THE SAFE PLACE is all about fire: a wildfire that threatens to engulf a small country town and a serial killer who uses fire to cover up his crimes. I chose to set the story in Washington because I know the state well and because the Pacific Northwest has suffered from terrifying wildfires recently. I live in Australia, but I set my thrillers in countries all over the world. It keeps my writing fresh, and it enables me to choose the right locations for each particular story.

In the lead-up to Christmas 2019 and into early 2020 it seemed as if Australia was on fire. People I know lost their homes. Whole communities were wiped out. Wildlife and trees for thousands of hectares were obliterated. I vividly remember waking up one morning to find the sky was the color of a bruised peach and everything was covered in ash: windowsills, cars, trees. I have friends who are volunteer firefighters, and they told me of the horrors they saw fighting the wildfires, and they also told me about house fires and how quickly they spread. It was relatively easy to use my personal experience to create the world of fire in THE SAFE PLACE. I spoke to a volunteer firefighter in Washington State, and he helped me with local firefighter terminology and understanding fire-fighting equipment.

Are Jessie’s and Ruth’s stories finished, or can readers expect to see them pop up again?

Spoiler alert: I leave the end of the book with both characters starting new and happier lives. Depending on how well THE SAFE PLACE is received by readers, there may be a sequel. I would certainly love to write it.

What attracts you to this book’s genre?     

The emotional rollercoaster ride. The plot twists. The complex and intriguing characters. The puzzles that need solving. The dramatic climax. Yup, I love thrillers!

In addition to thrillers, you also write cozy mysteries. Are there any other genres that you’re curious to try?

I write cozy mysteries as Louisa Bennet. In fact, I have a new dog detective mystery about to be released, The Bone Ranger, published by Clan Destine Press. It’s about a dog who solves crimes that “hoomans” can’t, and the dog, Monty, is the main narrator. The secondary narrator is Rose Sidebottom, who is struggling to prove that she can make it as a detective. It’s fun and uplifting, and very different from my thrillers. When I write the dog detective mysteries, I find I’m smiling to myself. They are a salve to the darker tone of my thrillers. I don’t think I’ll have the time to explore any new genres in 2022 because I have another cozy being published, as well as three crime-thrillers.

What is your favorite part of the writing process and why?

My favorite part of the writing process is the very beginning.

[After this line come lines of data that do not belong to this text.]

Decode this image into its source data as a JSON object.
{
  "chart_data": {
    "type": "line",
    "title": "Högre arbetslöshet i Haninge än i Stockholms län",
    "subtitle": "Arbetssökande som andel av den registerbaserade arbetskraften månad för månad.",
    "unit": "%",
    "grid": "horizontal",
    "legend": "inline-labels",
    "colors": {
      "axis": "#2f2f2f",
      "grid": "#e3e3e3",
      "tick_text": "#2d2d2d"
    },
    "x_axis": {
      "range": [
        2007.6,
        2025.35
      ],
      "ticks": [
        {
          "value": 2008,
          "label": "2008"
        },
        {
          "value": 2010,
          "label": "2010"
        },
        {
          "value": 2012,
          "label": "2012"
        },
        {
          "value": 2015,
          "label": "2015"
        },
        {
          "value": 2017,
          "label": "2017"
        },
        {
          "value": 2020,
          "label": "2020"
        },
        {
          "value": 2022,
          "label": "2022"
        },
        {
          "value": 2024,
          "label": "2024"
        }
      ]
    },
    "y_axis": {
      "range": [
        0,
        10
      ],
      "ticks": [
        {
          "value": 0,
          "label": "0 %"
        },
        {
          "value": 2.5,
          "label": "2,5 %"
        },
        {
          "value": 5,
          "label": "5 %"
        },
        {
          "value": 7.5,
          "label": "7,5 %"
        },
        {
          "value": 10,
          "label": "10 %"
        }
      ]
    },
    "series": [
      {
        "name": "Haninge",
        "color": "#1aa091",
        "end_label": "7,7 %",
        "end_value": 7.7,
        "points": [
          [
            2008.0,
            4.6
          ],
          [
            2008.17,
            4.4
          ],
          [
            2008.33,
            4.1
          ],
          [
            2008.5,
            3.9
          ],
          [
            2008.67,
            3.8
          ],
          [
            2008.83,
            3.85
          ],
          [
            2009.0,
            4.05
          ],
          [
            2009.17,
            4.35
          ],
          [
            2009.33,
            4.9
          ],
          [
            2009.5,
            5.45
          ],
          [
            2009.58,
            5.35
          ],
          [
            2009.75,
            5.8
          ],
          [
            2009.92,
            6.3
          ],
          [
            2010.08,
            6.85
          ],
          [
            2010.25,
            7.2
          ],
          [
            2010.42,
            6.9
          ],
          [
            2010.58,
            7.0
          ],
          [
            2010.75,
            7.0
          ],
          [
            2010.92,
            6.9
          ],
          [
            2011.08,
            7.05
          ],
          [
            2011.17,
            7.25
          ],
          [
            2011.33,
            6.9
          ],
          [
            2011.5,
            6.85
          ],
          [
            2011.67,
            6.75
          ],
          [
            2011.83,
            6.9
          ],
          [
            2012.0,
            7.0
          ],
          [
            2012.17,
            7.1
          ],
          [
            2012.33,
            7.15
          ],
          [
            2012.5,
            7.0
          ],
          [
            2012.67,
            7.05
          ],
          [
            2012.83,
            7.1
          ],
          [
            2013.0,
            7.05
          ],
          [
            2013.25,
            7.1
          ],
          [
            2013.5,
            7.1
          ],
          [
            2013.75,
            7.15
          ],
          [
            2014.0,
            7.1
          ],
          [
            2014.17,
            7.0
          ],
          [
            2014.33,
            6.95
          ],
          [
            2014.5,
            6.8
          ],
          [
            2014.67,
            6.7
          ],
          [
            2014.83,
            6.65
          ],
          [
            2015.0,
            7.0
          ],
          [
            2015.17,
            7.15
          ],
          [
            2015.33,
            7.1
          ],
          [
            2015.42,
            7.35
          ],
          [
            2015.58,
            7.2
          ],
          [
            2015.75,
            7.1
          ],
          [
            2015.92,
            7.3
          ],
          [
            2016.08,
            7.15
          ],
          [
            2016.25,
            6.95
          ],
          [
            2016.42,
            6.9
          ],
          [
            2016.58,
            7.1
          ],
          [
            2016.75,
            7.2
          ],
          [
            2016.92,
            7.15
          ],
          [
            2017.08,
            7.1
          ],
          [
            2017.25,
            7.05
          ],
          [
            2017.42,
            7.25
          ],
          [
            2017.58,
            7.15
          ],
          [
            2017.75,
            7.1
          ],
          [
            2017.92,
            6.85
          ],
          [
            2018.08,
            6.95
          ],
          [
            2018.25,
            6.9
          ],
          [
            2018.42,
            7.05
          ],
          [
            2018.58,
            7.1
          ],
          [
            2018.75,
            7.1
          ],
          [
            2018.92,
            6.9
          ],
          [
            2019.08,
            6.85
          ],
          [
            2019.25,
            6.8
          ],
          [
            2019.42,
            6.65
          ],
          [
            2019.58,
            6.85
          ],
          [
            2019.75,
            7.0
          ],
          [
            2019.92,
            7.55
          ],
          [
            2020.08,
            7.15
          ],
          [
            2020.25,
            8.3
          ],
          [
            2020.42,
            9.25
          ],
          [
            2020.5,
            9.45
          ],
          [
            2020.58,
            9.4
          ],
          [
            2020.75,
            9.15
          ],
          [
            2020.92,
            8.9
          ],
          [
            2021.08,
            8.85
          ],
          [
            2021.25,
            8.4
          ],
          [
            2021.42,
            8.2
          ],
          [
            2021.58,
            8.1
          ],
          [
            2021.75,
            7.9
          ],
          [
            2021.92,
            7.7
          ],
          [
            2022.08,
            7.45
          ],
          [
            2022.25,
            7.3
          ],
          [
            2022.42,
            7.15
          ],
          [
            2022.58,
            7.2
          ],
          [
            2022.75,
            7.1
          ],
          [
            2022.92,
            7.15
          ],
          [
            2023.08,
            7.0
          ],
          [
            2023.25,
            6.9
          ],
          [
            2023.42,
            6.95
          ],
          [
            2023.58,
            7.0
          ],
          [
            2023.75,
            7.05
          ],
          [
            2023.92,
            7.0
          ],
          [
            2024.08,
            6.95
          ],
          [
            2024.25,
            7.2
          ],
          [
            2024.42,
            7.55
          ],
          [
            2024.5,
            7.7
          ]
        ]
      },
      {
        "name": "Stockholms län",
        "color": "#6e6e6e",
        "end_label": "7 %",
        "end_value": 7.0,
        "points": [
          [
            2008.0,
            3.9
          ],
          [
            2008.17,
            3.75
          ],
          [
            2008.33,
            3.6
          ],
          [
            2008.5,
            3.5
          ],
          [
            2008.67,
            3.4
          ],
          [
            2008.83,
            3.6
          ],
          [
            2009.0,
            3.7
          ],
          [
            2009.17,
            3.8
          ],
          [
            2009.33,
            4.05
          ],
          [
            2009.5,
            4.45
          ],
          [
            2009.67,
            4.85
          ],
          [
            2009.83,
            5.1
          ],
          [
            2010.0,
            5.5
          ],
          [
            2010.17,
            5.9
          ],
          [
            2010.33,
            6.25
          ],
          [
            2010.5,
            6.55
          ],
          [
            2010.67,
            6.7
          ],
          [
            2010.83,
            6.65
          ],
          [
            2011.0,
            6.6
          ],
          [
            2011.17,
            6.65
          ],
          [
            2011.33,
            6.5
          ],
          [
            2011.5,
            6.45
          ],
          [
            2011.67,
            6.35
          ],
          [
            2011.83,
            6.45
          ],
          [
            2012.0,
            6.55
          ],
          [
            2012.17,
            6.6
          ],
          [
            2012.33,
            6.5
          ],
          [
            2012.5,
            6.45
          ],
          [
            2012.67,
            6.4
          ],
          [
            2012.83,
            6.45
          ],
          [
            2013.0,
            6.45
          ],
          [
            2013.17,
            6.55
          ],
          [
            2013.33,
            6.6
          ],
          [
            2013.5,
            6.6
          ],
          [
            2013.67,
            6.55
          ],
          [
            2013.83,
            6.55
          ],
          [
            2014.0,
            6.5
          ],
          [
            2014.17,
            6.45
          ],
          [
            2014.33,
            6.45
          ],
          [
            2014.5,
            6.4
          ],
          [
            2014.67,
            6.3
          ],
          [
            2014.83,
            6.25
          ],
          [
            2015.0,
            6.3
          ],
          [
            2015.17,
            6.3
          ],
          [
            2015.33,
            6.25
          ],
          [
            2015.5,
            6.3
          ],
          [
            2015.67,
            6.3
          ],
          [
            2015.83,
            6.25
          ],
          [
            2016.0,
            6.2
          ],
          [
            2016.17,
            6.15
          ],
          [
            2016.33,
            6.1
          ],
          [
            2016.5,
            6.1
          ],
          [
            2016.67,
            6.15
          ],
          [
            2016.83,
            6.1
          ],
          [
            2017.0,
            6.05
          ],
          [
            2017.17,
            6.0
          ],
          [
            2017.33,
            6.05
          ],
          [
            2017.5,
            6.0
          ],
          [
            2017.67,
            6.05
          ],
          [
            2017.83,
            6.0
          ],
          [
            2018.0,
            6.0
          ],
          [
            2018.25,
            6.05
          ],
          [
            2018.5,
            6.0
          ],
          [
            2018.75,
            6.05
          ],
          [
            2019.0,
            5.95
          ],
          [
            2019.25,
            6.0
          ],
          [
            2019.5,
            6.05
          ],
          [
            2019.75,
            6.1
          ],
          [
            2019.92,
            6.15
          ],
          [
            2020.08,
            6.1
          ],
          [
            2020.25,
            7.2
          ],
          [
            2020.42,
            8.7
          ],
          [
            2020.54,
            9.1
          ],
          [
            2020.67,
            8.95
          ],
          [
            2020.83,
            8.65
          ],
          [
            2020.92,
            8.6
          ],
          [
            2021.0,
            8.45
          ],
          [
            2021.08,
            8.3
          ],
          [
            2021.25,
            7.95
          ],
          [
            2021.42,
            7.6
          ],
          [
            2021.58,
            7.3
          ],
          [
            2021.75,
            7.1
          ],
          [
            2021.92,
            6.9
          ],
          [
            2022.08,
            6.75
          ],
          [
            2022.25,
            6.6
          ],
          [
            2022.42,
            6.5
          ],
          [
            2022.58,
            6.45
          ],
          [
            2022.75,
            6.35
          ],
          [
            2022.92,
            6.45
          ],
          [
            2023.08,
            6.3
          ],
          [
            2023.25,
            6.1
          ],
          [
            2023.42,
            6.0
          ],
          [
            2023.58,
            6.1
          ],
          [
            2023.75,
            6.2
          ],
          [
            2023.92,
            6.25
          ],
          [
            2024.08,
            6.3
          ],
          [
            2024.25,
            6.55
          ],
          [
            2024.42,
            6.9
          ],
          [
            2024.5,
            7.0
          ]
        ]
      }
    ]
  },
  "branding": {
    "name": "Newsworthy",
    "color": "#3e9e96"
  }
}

Coming up with the ideas, plotting the novel, and then writing the first draft. It’s like starting out on an adventure and you’re not quite sure how it will pan out. It’s a real thrill.

No spoilers, but what can you tell us about your book that we won’t find in the jacket copy or the PR material?       

Bartie, the central character’s rescued golden retriever, is based on a real dog who passed away recently, and I wanted Bartie to live on in this book. He was a loyal and loving friend to his owner, just as Bartie is to Jessie Lewis in THE SAFE PLACE.

Can you tell us what you’re working on next?

I’m writing a new dog detective mystery as Louisa Bennet and three crime-thrillers/police procedurals as L.A. Larkin—a new series that will start to appear at the end of 2022.


L.A. Larkin’s crime-thrillers have won her fans all over the world. Described as a superb “chiller thriller’” writer by Marie Claire magazine and praised by the king of crime, Lee Child, Louisa likes to write stories with lots of plot twists and characters that surprise. She has a Bachelor of Arts in Literature and teaches creative writing at the Australian Writers’ Centre. She has been on the organizing committees of the prestigious Ned Kelly Awards and Sisters In Crime Australia. Born in England, she lives in Australia and sets her current novels in America.